The 211 year old New York Stock Exchange is the world's biggest and most influential equities market. Richard Grasso, 57, had won acclaim for his leadership in getting the exchange operating within only days of the devastating attack on the nearby World Trade Center two years ago. He was well rewarded for this accomplishment. It was revealed this month that Mr. Grasso received a bonus of $5 million dollars for his performance following the September 11 disaster. But for Mr. Grasso at least, that wasn't all that much money, considering that his total compensation was close to $190 million.

Mike Donnally, an analyst at Global Insights, an economics consulting firm in Philadelphia, says there was a damaging conflict of interest at the stock exchange.

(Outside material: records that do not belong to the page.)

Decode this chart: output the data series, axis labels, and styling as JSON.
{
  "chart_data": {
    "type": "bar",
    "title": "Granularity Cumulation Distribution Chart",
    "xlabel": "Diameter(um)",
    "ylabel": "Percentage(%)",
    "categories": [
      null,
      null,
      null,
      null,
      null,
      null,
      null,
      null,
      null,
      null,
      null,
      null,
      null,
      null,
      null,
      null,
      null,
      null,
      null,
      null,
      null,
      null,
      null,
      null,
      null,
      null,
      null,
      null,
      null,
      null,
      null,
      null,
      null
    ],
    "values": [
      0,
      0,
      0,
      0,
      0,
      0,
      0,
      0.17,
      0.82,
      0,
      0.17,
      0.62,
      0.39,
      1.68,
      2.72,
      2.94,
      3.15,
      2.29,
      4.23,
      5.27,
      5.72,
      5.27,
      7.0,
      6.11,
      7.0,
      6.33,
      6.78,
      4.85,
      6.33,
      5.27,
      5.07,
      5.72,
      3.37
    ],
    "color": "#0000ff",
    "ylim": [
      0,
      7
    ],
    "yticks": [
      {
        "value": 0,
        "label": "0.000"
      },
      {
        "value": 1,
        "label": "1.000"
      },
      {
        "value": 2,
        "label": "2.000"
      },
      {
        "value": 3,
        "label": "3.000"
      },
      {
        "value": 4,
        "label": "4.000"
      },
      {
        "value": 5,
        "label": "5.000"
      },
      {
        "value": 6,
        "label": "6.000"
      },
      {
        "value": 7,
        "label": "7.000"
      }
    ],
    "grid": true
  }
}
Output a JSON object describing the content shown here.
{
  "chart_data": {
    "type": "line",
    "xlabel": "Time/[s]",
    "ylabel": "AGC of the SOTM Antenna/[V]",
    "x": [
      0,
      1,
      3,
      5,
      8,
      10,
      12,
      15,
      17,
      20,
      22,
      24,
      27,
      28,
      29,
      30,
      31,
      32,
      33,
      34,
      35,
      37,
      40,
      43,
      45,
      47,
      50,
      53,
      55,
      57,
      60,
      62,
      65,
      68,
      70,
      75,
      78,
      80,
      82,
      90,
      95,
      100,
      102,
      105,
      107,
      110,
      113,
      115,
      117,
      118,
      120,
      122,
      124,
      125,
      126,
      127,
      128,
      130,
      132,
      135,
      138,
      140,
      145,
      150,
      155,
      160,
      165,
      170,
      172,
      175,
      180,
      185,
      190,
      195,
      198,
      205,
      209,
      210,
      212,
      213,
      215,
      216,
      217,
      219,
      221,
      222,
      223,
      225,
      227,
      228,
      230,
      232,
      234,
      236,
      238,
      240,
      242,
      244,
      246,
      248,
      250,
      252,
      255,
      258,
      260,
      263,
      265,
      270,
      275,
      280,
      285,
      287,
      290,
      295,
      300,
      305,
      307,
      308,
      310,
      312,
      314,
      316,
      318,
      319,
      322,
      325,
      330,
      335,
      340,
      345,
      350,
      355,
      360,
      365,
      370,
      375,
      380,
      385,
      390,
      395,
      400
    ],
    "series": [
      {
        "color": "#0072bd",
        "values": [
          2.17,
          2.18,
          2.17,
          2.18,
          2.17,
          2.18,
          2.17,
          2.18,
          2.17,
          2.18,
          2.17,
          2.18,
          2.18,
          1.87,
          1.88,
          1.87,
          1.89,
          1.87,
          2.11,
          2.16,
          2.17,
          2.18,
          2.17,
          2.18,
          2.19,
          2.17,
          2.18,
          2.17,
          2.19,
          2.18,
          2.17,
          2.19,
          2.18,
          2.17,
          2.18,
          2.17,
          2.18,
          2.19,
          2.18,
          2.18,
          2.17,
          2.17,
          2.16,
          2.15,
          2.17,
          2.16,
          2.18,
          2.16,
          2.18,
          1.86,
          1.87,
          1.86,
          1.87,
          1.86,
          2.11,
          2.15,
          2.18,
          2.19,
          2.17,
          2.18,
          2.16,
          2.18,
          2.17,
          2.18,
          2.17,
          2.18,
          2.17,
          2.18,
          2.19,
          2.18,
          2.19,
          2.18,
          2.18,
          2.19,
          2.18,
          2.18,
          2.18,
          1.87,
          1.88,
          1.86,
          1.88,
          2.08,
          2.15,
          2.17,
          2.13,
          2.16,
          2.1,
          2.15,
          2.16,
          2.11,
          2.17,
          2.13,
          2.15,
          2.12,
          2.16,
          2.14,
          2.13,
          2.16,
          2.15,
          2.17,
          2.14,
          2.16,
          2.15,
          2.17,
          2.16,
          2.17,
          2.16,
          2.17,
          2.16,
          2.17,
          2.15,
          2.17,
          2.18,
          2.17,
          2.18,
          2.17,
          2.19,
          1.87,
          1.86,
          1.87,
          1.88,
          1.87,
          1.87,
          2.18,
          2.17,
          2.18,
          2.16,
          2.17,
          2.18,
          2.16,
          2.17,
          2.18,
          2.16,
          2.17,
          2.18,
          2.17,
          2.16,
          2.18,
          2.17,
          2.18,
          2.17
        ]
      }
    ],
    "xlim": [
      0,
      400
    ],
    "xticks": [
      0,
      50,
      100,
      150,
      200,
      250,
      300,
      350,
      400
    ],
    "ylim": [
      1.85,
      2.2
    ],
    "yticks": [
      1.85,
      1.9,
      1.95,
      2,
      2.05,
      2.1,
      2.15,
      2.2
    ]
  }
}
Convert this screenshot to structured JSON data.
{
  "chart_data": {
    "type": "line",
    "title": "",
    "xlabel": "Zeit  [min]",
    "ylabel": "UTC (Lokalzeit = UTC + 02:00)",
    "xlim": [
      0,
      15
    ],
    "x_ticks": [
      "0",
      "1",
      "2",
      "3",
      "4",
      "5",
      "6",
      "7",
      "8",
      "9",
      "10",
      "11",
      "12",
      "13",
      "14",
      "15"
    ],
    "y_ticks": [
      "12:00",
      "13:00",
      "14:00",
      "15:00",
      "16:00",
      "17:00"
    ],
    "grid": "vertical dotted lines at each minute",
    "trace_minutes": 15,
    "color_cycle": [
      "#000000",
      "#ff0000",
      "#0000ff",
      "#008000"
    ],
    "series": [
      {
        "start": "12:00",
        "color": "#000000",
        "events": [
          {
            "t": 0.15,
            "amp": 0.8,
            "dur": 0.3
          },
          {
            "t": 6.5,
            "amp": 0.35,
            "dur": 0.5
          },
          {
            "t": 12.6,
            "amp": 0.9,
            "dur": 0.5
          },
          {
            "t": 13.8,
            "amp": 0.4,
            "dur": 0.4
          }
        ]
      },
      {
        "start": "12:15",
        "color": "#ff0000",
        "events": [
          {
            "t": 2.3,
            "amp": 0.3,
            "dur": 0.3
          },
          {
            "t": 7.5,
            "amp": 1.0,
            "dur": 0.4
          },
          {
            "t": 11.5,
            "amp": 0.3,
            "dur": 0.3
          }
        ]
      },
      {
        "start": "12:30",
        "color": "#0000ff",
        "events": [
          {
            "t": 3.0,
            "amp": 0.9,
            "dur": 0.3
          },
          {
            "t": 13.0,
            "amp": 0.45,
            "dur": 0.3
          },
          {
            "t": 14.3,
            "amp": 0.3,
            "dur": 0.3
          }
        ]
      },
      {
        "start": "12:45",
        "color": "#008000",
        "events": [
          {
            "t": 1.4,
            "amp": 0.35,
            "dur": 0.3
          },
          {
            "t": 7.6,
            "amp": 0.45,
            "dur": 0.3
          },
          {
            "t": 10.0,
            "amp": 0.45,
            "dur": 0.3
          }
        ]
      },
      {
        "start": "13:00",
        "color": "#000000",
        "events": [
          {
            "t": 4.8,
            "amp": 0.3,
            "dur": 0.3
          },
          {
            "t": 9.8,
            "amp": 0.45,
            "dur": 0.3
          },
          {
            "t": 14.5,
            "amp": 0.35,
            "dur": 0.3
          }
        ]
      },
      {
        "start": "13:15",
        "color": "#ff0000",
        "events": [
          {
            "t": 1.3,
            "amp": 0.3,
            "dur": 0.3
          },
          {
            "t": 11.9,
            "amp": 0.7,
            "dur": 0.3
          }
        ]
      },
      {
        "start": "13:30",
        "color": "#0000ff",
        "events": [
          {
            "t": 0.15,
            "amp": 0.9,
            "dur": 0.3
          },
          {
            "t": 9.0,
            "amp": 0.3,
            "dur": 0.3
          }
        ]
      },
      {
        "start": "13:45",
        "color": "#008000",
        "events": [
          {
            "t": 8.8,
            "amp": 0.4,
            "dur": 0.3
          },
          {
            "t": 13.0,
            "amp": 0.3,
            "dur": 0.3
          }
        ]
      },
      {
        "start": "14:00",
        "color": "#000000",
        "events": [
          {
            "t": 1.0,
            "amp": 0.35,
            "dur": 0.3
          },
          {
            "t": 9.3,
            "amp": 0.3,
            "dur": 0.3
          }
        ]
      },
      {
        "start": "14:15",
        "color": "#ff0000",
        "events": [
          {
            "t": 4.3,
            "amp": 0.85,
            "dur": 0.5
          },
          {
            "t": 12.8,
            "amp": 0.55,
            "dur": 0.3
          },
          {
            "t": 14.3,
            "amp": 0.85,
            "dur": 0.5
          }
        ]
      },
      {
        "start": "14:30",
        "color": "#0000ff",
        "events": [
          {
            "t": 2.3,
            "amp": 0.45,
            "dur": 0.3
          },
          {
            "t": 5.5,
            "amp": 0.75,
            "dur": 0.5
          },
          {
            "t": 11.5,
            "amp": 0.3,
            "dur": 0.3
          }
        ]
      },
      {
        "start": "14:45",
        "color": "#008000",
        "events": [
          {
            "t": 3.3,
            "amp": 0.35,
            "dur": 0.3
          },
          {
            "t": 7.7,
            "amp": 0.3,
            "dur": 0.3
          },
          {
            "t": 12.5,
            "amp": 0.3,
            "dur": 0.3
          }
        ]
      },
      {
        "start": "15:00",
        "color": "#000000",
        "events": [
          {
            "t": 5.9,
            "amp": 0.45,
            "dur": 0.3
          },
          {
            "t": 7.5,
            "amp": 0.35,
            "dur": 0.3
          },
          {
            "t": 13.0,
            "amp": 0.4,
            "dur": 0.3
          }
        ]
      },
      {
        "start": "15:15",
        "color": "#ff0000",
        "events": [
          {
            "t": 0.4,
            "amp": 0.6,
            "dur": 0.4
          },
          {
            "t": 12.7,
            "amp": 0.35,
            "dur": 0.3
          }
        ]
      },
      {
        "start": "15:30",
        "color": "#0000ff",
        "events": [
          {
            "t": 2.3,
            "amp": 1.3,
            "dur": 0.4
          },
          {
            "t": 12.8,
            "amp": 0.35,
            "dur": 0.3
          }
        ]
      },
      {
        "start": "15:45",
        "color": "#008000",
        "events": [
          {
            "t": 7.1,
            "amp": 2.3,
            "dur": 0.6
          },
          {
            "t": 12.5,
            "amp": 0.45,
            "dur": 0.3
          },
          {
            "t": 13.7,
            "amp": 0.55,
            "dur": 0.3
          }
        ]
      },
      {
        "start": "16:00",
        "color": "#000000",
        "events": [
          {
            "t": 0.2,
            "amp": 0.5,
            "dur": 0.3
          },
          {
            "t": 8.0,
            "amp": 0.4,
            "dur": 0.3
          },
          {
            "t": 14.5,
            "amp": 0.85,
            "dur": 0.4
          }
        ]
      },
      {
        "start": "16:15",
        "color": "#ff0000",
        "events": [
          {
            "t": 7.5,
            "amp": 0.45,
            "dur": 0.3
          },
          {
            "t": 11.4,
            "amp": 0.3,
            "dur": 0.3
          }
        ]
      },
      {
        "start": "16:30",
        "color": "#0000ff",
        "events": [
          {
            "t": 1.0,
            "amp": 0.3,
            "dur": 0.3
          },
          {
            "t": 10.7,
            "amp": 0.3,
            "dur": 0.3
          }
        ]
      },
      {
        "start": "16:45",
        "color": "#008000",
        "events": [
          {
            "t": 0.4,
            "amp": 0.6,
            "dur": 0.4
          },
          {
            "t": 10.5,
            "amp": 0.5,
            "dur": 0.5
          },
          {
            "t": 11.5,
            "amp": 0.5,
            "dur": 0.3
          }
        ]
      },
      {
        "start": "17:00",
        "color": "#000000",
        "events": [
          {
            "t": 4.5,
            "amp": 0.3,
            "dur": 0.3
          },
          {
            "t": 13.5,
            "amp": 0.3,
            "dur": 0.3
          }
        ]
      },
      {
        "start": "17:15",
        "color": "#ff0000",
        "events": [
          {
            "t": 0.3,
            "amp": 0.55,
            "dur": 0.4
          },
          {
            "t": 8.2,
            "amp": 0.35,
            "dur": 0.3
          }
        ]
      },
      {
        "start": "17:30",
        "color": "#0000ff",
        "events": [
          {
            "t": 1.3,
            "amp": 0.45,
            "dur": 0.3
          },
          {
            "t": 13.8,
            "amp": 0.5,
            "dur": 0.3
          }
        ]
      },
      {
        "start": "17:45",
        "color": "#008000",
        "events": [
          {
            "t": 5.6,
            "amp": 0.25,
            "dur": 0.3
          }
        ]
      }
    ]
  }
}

Mr. Grasso's pay, he says, was determined by a committee comprised of executives of companies the exchange was regulating.

"You've got [for example] Dick Grasso on the board of Home Depot," he said. "And then Home Depot's CEO is on the board of the New York Stock Exchange. And so they both are in effect setting each other's pay."

The new interim chief of the stock exchange, former Citicorp chairman, John Reed, says he will reduce the size of the exchange's board of directors from the current 27 to 10 or 12. Other reforms would separate the exchange's regulatory and administrative functions.

Mr. Donnally of Global Insights says Mr. Grasso's pay package reflects the growing gap between CEO pay of those of regular employees.

"Thirty years ago the average CEO [chief executive officer] pay was something like 40 times the median worker or the lowest worker's pay," said Mr. Donnally. "It has gone past 400 times now and it continues to go up. So you get this stratification of pay in the United States where you've got growing inequality."

There is also the question of ethics. Not only was the magnitude of Mr. Grasso's pay not known publicly but he apparently felt such high compensation was appropriate. Rick Malone, a money manager and broker [for Ferris Baker Watts] in suburban Washington, says the fiasco over Mr. Grasso's pay shows that boards of directors are not doing their job properly.

It was an old boys network where people get together and drink and slap each other on the back. They got together four times a year to do that and they were well compensated. You're going to see a lot less of that in the future. But then it will revert back, probably, in ten years after this scandal blows over.

Mr. Grasso's ouster has even intruded into the U.S. presidential campaign. Democratic candidate Joseph Lieberman says that instead of setting an example of ethical leadership for the market he oversees, Mr. Grasso's behavior has shaken the faith of investors and the foundation of the stock exchange.